If not, there's no good reason not to have your sequence at 1920x1080.
A still image example of the blurryness you are seeing and also a 'before' image might help the forum users here determine what the problem might be.
A video is broken into fields, so a 1920x1080 video is 1080 lines of horizontal resolution tall. A Progressive frame is 1920x1080 pixels, all shown at once. If thats 30fps, then there are 30 complete frames shown.
If its interlaced, every other horizontal line is part of one field. Each being 540 lines tall. It then takes two fields to create a single, complete image.
Interlacing is used when there is not enough bandwidth to send an entire frame at once, so you send half at a time and its assembled in one way or another on the other end.
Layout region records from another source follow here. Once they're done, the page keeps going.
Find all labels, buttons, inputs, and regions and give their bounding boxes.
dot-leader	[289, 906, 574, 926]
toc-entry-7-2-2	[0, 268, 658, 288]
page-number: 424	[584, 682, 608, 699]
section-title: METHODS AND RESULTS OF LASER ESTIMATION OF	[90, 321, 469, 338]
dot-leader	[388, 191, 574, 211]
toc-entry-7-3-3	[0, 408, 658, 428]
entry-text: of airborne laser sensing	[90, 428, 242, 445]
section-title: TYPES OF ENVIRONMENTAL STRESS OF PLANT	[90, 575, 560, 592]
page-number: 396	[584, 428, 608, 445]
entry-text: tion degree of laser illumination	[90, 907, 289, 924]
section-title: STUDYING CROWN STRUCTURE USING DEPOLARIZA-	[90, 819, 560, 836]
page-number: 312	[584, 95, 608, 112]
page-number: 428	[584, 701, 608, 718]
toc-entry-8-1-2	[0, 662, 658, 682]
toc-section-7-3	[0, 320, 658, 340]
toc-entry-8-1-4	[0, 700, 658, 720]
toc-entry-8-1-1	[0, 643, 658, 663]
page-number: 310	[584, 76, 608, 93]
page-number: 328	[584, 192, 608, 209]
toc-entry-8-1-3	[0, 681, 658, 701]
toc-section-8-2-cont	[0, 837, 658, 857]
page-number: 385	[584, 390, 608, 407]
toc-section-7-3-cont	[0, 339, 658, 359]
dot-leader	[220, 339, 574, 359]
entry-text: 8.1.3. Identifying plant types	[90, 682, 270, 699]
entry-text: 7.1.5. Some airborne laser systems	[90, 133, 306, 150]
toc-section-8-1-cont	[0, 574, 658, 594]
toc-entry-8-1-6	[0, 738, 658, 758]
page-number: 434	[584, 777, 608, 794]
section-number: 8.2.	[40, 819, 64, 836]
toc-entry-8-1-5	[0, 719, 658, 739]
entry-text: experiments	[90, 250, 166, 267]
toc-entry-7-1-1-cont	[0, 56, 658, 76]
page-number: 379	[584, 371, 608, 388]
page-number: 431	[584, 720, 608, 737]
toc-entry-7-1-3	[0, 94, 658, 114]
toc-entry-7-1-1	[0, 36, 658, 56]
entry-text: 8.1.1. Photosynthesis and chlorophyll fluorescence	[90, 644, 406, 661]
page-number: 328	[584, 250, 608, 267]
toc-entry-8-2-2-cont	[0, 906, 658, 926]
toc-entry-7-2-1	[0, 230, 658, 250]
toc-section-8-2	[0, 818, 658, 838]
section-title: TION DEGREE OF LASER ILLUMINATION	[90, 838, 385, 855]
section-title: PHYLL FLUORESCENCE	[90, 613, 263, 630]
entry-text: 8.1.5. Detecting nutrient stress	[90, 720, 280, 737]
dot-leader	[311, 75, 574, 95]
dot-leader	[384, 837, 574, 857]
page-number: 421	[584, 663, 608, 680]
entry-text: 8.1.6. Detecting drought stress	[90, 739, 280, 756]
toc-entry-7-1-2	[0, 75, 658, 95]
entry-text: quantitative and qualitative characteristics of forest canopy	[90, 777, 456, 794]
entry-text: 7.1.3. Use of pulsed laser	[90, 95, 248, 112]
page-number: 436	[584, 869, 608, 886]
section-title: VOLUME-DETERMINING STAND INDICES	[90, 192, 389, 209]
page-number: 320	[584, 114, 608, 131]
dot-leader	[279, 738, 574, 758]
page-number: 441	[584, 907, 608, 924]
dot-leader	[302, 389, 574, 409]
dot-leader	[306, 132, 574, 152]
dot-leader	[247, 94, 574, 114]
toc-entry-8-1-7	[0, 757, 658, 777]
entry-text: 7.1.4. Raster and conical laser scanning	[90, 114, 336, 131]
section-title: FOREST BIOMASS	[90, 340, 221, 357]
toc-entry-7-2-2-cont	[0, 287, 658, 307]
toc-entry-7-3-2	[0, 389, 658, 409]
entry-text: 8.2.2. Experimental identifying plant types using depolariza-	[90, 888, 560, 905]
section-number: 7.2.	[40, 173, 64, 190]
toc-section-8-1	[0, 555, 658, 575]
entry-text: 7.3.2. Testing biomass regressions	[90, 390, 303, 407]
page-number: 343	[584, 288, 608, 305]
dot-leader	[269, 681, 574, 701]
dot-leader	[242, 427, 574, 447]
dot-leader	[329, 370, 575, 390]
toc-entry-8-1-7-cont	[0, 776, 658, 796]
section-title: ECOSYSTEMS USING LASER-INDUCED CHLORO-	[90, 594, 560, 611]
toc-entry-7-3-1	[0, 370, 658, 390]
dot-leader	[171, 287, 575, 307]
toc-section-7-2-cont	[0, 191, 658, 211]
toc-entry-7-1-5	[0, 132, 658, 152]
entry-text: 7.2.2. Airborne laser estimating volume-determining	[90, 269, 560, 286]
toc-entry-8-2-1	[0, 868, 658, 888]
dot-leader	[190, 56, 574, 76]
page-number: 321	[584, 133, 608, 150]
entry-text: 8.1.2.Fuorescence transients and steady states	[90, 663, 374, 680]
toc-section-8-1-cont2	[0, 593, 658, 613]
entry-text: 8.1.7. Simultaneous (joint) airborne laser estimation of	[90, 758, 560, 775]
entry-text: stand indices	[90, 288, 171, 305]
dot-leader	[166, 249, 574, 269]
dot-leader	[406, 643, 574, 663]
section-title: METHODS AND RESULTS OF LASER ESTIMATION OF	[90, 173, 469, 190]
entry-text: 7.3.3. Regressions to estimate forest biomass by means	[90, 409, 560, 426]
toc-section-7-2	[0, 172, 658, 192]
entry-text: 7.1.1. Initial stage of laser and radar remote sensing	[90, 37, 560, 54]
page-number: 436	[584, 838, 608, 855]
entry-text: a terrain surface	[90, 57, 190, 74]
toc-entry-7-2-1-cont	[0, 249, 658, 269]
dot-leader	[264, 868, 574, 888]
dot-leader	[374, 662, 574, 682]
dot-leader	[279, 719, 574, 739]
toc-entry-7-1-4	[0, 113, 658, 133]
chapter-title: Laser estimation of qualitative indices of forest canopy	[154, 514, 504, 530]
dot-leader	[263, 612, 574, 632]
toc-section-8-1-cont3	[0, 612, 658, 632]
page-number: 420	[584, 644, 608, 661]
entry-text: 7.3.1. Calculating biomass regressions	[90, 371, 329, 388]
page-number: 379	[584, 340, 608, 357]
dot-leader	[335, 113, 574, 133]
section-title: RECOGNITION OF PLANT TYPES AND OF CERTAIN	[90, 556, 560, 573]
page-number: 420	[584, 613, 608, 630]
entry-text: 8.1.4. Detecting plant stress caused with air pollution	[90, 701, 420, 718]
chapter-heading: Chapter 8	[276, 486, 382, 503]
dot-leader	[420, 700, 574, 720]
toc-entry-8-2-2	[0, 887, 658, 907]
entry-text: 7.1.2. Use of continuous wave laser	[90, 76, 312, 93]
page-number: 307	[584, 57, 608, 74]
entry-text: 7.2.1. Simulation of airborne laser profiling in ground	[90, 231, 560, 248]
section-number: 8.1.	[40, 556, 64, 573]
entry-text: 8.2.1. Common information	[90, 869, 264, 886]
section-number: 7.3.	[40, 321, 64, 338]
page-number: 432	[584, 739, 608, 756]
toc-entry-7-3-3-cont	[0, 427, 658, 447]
Unless you absolutely have to for some really strange archaic reason, you should never shoot interlaced. This isnt 2002.
There are time you have to deliver interlaced still, but that depends heavily on where you are delivering and what they ask for and its very rare.
Basically, 60i is the same total complete frames as 30p, as it takes two sets of frames/fields to make one complete frame. i means interlaced, p mean progressive.